One of the few public art events that gave exposure to Bass’s late work was Sculpture by the Sea, which has generated audiences for art more effectively than any other Australian exhibition. With recent stagings in Bondi, Arhus in Denmark and Cottesloe Beach in Perth, it is hardly appropriate to see SXS as an exhibition. It is a vast travelling roadshow, a complex logistical feat, and guaranteed crowd-pleaser.
In Perth last week I had the chance to see the Cottesloe Beach exhibition for the first time. It is a more compact affair than the shows in Bondi or Denmark, featuring a reprise of a few favourite works, along with new pieces by SXS regulars and a strong group of Western Australian artists. The Cottesloe show is about half the size of the Bondi event, and all the better for it. Whereas Bondi was a disappointment in 2009 – an anti-climax after the successes at Aarhus – the current show marks a return to form. Too many of the Bondi works were duds, dragging the entire show down into the ditch of mediocrity, but in Cottesloe the opposite applies. This time the poor works are in a minority and can be cheerfully ignored.
The Perth show has a very distinct progression, leading from the flag installation by Argentinian artist, Alejandro Propatos – that looks a hundred times more dramatic than it did at Bondi, to Greg Johns’s monumental Horizon figure standing in majestic solitude at the end of a long, rocky breakwater. In between, there are some undeniable highlights, notably Keizo Ushio’s Oushi zokei, a sinuous, vertical sculpture made from polished black granite. This is a departure from Ushio’s usual circular forms, with vague echoes of Brancusi’s The Kiss, and Matisse’s series of bronze backs. What is most impressive is the way the piece suggests a torso but also two separate yet interconnected figures. It is miraculous combination of two in one, inside with outside.
Another stand-out work is Koichi Ishino’s Wind stone – earth and sky, a fastidiously crafted combination of granite and stainless steel: a play of sharp angles and reflections, in which viewers are confronted with vivid fragments of the sky, the landscape and themselves.
A local work that attracted a lot of favourable comment was Jean-Marc Rivalland’s Breaking wave, a broken cylinder of gleaming corrugated iron lying on the sand near the shore line. From one end a spiral conjured up the movement of a wave unfurling into the tube shape familiar to board riders. The iron itself is reminiscent of so many buildings of the Australian bush and suburbs. It looks as if the piece has been snapped off some larger structure and washed ashore. The only drawback is that Rivalland has made the underlying armature from ply-wood, which will deteriorate if the work is exposed to the elements for any length of time. It means that a sculpture that looks completely at home out-of-doors really needs to remain under cover.
Some might argue that the gradual deterioration of a work of art is a natural process and need not be feared. This is certainly the case for a piece called Huddle by Elizabeth Riley, which features a group of figures made from interwoven grape vines. The fragile nature of the group is part of its charm.

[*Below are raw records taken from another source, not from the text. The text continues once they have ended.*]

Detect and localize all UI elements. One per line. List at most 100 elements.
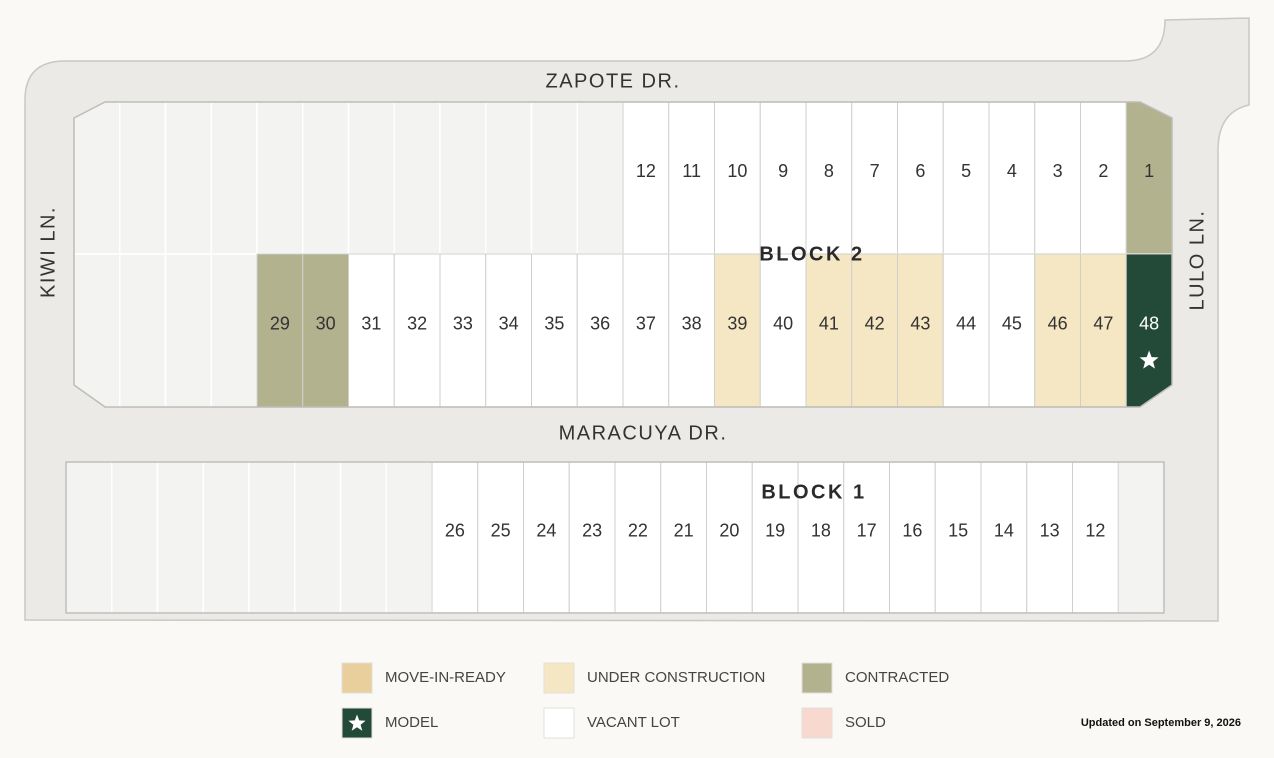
future-lot	[119, 102, 167, 255]
lot-number: 45	[1002, 313, 1022, 333]
block-outline	[73, 101, 1173, 408]
lot	[889, 461, 936, 614]
street-label: ZAPOTE DR.	[545, 70, 680, 92]
lot-number: 18	[811, 520, 831, 540]
lot	[477, 461, 524, 614]
street-label: KIWI LN.	[37, 206, 59, 298]
legend-swatch	[801, 707, 833, 739]
lot	[393, 253, 441, 407]
lot	[805, 253, 853, 407]
lot-number: 5	[961, 161, 971, 181]
future-lot	[256, 102, 304, 255]
lot-number: 11	[682, 161, 701, 181]
lot	[759, 102, 807, 255]
lot-number: 12	[636, 161, 656, 181]
lot-number: 7	[870, 161, 880, 181]
lot	[851, 102, 898, 255]
lot	[714, 102, 761, 255]
lot	[614, 461, 662, 614]
lot	[668, 253, 715, 407]
lot-number: 33	[453, 313, 473, 333]
lot-number: 38	[682, 313, 702, 333]
legend-label: UNDER CONSTRUCTION	[587, 669, 765, 686]
future-lot	[164, 253, 212, 407]
lot-number: 24	[536, 520, 556, 540]
lot-number: 44	[956, 313, 976, 333]
lot	[751, 461, 799, 614]
lot	[706, 461, 753, 614]
lot	[256, 253, 304, 407]
future-lot	[485, 102, 533, 255]
lot	[1034, 102, 1081, 255]
lot-number: 32	[407, 313, 427, 333]
lot-number: 40	[773, 313, 793, 333]
legend: MOVE-IN-READY UNDER CONSTRUCTION CONTRACTE…	[341, 662, 949, 739]
lot	[988, 102, 1036, 255]
future-lot	[164, 102, 212, 255]
lot-number: 2	[1098, 161, 1108, 181]
lot	[348, 253, 395, 407]
legend-label: CONTRACTED	[845, 669, 949, 686]
lot-number: 46	[1048, 313, 1068, 333]
lot-number: 23	[582, 520, 602, 540]
lot	[1072, 461, 1119, 614]
lot-number: 13	[1040, 520, 1060, 540]
future-lot	[74, 253, 121, 407]
lot	[523, 461, 570, 614]
lot-number: 20	[719, 520, 739, 540]
lot-number: 21	[674, 520, 694, 540]
blocks: 12 11 10 9 8 7 6 5 4 3 2 129 30 31 32 33 34 35 36 37 38 39 40 4…	[65, 101, 1173, 614]
lot	[1034, 253, 1081, 407]
future-lot	[202, 461, 250, 614]
legend-label: MODEL	[385, 714, 438, 731]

This is an exception to the usual rule. More than most art forms, sculpture expresses a deep-seated desire for longevity. This is certainly the case with Uchida’s granite carvings, and some of the other more substantial pieces. The works will endure long after their creators have disappeared. Such pieces embody a dream of immortality, tangible monuments to an artist’s vision and talents. For no matter how much is written about a sculptor, whether his name be Ushio, Rivalland or Bass, it is only when we stand in front of the work itself that we know instinctively what it’s all about.